NEIL MANTHORP: No, mate, there was no X-factor, just the rub of the green
Australia barely made it past the target set by SA in the semifinals of the World Cup
The Australian cricket team have a lot in common with the Springboks when it comes to World Cups. Australia contested their eighth final on Sunday and won it for the sixth time. The Springboks have made it to the final four times in eight attempts and won all of them.
Australian cricket teams believe they have an innate ability to win the big moments in big contests, and it is that attitude that sets them apart from their opponents. Belief is often mistaken for arrogance and creates a rage among their opponents (and their supporters), which makes them even more likely to win those crunch moments.
Most infuriating is when they attribute every success to this mystical “X-factor”, even those victories in which their opponents stood toe-to-toe, trading equal blows, but did not enjoy the rub of the green.
So strongly did conditions favour the bowlers in the first half of the Proteas innings in the semifinal that they could have easily been dismissed for 120. Many teams would have been, including SA teams of the past. Australia faltered in pursuit of 213 and just wobbled past the finishing line. It was a gripping contest decided by runs, wickets and skill, not “attitude”. But it’s convenient to claim some element of “preordainment”!
The Proteas management now needs to start planning for the future but not, as has been the case for the past 24 years, in another four-year cycle. It was alarming to hear Cricket SA director of cricket Enoch Nkwe speaking in detailed terms about the composition of the team and their style of play for the next World Cup when he was in India before the semifinals had even been played.
Much can and will change before that tournament is hosted by SA, with some games played in Zimbabwe and Namibia. The Proteas squad for this tournament contains half a dozen players well into their 30s who may not even be available for the national team, if they are playing cricket at all.
The format may even change, resulting in different requirements from the selected personnel. There is a growing movement to reduce ODI cricket to 40 overs per innings, perhaps a return to using one ball rather than two, and even to substitute players.
Prominent among Cricket SA’s priorities must be giving the best young players sufficient opportunities to play against the strongest opposition, especially all-rounders, the traditional strength of SA teams. It may require a radical change of mindset from Nkwe and his team.
Cricket SA does not have the money to stage sufficient domestic cricket. In order for cricketers such as Beyers Swanepoel, for example, to prove their worth, they should never have to seek “permission” to play domestic cricket elsewhere — they should be encouraged to do so.
Lions all-rounder Wiaan Mulder has tripled his learning and doubled his skills after two years playing county cricket and is reaping the rewards now — but somehow his sojourn away from SA seems to have counted against him, as all of the Kolpak players have discovered.

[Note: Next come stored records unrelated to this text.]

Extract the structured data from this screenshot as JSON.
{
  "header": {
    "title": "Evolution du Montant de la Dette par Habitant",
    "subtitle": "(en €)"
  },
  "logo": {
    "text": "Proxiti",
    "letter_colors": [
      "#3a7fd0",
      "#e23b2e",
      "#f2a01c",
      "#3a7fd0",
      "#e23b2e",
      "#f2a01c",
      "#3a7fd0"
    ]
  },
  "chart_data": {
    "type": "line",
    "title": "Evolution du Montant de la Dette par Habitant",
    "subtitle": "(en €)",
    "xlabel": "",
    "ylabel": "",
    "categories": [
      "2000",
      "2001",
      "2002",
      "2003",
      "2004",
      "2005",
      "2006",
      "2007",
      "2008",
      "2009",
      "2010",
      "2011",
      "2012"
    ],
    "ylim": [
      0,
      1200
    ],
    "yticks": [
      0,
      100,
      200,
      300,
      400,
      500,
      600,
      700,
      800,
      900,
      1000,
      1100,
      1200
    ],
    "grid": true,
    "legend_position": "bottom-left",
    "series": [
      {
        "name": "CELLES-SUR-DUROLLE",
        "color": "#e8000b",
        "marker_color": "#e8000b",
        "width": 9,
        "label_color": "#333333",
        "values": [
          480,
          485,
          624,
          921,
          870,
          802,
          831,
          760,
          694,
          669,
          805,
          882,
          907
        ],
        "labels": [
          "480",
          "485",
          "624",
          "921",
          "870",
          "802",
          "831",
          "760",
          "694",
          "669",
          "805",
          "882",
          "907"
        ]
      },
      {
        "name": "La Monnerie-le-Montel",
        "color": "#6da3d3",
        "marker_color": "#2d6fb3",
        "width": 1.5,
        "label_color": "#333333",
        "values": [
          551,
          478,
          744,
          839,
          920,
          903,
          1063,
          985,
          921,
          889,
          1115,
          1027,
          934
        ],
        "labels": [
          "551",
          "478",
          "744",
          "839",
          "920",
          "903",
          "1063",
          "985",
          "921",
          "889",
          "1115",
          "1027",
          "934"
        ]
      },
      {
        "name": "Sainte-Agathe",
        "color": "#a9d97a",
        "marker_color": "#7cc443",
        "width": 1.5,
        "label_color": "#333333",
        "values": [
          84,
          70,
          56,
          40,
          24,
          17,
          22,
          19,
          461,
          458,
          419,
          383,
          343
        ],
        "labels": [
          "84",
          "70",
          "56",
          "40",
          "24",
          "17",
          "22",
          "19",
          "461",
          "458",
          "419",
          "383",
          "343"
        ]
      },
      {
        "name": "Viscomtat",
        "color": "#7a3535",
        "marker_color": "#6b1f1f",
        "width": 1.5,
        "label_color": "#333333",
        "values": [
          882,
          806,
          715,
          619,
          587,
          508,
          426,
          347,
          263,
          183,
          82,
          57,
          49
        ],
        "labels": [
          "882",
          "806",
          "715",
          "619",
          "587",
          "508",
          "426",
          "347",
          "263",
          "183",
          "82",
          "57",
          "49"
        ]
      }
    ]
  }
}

One thing should be certain: Temba Bavuma is the right man to continue as captain, at least until the Champions Trophy in Pakistan in just under two years. The disdain and vitriol directed at him during the campaign in India, and afterwards, was as misguided as it was pathetic.
“This team has been together for a couple of years now and if one of them said ‘Temba, you’re not the right man to carry on’, then I would have no problem stepping aside. But I’m not going to do that because of what someone says on Facebook or Twitter,” Bavuma said on arrival back in Johannesburg on Sunday.
Head coach Rob Walter, who will remain in charge until at least the Champions Trophy, has been unequivocal in his support for Bavuma — as are his teammates: “I couldn’t have been more proud of the way he led the team, both before and during the World Cup. And let’s not forget he was the lead man in getting us here in the first place,” Walter said in reference to Bavuma’s runs in a three-match series against England a year ago which they had to win to qualify.
Bavuma is right to point out that he has three jobs: batting and scoring runs, building significant partnerships with his opening partner, and captaining the team. He is the first to admit that his batting returns were thin, but he certainly batted for meaningful times with Quinton de Kock, and his leadership was beyond reproach.
“I’m not sure what matrix people want to measure me by, but we won more games during this World Cup than any other SA team and we played some brilliant cricket. Yes, we didn’t win the tournament, but no other SA captain has done that either,” Bavuma said.
Onwards and upwards. It’s the only way.